I have a data frame like the following but with more columns (444 ticker) and 12 months.
date <- as.Date(c(„2020-01-01“, „2020-02-01“, „2020-03-01“))
ticker1 <- c(0.01, 0.02, 0.03)
ticker2 <- c(0.015, 0.025, 0.035)
mydata <- data.frame(date, ticker1, ticker2)
I would like to expand the monthly data to daily and found some neat code for that here:
mydata %>% mutate(date = ymd(date)) %>%
group_by(date) %>%
expand(date = seq(floor_date(date, unit = "month"),
ceiling_date(date, unit="month")-days(1), by="day"), **ticker1**) %>%
as.data.frame()
The floor/ceiling date approach works only for specifically addressed columns (eg by column name or via $), however, it won’t let me use a vector or similar and it seems really inefficient to type in 444 columns names manually.
If I use a vector, the dates are messed up since there appear multiple values for the same date.

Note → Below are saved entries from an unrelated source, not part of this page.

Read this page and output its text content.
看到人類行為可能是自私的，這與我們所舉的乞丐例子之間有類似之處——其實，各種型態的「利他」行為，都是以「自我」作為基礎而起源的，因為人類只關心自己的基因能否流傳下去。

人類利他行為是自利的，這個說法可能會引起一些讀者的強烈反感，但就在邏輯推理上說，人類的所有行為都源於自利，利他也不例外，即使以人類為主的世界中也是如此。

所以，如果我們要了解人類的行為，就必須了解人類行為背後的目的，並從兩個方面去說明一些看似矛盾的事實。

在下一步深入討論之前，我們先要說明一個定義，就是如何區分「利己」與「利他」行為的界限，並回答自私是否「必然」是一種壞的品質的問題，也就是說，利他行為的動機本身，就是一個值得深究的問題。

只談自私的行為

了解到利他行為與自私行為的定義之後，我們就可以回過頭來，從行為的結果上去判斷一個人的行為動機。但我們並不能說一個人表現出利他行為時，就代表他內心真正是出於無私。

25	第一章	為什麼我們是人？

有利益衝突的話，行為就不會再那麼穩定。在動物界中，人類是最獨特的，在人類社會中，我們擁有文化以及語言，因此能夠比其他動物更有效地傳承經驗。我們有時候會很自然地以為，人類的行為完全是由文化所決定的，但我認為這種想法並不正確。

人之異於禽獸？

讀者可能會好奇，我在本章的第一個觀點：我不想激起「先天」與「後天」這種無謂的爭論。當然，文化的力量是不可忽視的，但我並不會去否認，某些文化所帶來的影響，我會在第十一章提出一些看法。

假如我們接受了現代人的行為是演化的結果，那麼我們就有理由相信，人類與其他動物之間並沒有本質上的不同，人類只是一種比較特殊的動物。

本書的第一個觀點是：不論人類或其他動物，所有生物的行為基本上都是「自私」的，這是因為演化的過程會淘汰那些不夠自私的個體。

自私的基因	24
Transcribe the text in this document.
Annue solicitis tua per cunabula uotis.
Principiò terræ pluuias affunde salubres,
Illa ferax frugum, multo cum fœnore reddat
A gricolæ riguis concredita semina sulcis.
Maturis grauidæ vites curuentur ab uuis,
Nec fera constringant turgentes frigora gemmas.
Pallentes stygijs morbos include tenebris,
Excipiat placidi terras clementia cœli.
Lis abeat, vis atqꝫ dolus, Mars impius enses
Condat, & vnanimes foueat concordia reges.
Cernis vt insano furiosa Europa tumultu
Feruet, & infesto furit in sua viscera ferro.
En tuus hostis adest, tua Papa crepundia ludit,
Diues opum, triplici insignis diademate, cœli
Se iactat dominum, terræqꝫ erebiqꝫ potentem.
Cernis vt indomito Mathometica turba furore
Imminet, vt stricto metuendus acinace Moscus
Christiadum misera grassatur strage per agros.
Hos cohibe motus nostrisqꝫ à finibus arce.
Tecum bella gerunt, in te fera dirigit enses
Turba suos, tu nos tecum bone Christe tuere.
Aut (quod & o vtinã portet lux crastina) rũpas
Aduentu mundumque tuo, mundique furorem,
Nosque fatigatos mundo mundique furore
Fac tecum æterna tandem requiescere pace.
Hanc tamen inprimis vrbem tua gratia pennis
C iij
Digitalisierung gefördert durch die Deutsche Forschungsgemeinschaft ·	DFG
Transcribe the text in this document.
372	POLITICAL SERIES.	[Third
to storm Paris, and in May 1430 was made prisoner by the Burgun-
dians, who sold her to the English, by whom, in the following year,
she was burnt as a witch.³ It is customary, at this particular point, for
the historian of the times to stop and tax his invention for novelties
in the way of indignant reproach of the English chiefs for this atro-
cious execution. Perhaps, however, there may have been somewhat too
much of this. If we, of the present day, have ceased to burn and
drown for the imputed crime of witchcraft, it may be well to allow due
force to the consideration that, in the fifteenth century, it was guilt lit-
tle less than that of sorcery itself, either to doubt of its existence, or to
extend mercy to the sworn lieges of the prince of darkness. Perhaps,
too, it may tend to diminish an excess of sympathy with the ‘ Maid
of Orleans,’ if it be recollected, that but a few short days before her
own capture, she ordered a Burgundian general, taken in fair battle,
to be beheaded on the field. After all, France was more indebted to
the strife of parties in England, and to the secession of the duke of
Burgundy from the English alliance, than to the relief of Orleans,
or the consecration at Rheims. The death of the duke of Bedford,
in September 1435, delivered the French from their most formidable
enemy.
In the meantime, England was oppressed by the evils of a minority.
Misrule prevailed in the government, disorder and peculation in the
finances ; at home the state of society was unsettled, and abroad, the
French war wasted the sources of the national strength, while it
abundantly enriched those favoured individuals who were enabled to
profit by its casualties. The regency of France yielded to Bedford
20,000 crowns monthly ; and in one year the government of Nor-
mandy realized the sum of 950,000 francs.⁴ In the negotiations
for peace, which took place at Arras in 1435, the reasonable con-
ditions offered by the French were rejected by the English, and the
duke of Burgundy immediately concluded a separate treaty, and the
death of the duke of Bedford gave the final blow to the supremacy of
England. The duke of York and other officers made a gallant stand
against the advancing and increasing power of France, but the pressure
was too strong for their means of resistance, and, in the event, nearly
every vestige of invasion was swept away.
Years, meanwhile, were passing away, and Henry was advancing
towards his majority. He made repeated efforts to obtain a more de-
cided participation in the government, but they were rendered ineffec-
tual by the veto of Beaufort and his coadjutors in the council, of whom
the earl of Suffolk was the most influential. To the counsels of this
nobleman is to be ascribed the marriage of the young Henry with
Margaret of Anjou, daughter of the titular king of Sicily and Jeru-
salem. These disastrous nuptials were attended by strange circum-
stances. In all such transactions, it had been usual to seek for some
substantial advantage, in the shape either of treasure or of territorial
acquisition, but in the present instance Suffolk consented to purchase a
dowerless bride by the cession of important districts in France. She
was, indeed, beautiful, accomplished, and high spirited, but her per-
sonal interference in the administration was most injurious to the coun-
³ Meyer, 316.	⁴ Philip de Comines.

What happens: |date|ticker1|ticker2|...ticker n| |:--|:--:|:--:|--:| |2020-01-01|0.01|0.015|0.xxx| |2020-01-01|0.02|0.025|0.xxx| |2020-01-01|0.03|0.035|0.xxx|
What I want: |date|ticker1|ticker2|...ticker n| |:--|:--:|:--:|--:| |2020-01-01|0.01|0.015|0.xxx| |2020-01-02|0.01|0.015|0.xxx| |2020-01-03|0.01|0.015|0.xxx|
I don’t know how to correctly address all columns of the data frame such that the intended structure of the data frame is maintained.
Thanks a ton!
CodePudding user response:
You can do this with an extra step and join the data together and then use fill
to get what you want. So first create the range of dates. Join these together with the original dataset, sort and fill the NA's with the data from the first of the month.
library(dplyr)
library(tidyr)
library(lubridate)
date <- ymd(c("2020-01-01", "2020-02-01", "2020-03-01"))
ticker1 <- c(0.01, 0.02, 0.03)
ticker2 <- c(0.015, 0.025, 0.035)
df1 <- data.frame(date, ticker1, ticker2)
all_dates <- df1 %>%
group_by(date) %>%
expand(date = seq(floor_date(date, unit = "month"),
ceiling_date(date, unit="month")-days(1), by="day"))
out <- df1 %>%
right_join(all_dates) %>%
arrange(date) %>%
fill(starts_with("ticker"))
head(out)
date ticker1 ticker2
1 2020-01-01 0.01 0.015
2 2020-01-02 0.01 0.015
3 2020-01-03 0.01 0.015
4 2020-01-04 0.01 0.015
5 2020-01-05 0.01 0.015
6 2020-01-06 0.01 0.015
EDIT: In case of ticker symbols, you can use:
out <- df1 %>%
right_join(all_dates) %>%
arrange(date) %>%
fill(everything())
P.S. don't call a data.frame df. df
is a base R function for the F distribution. Using df as a variable name might lead to unexpected errors in your code.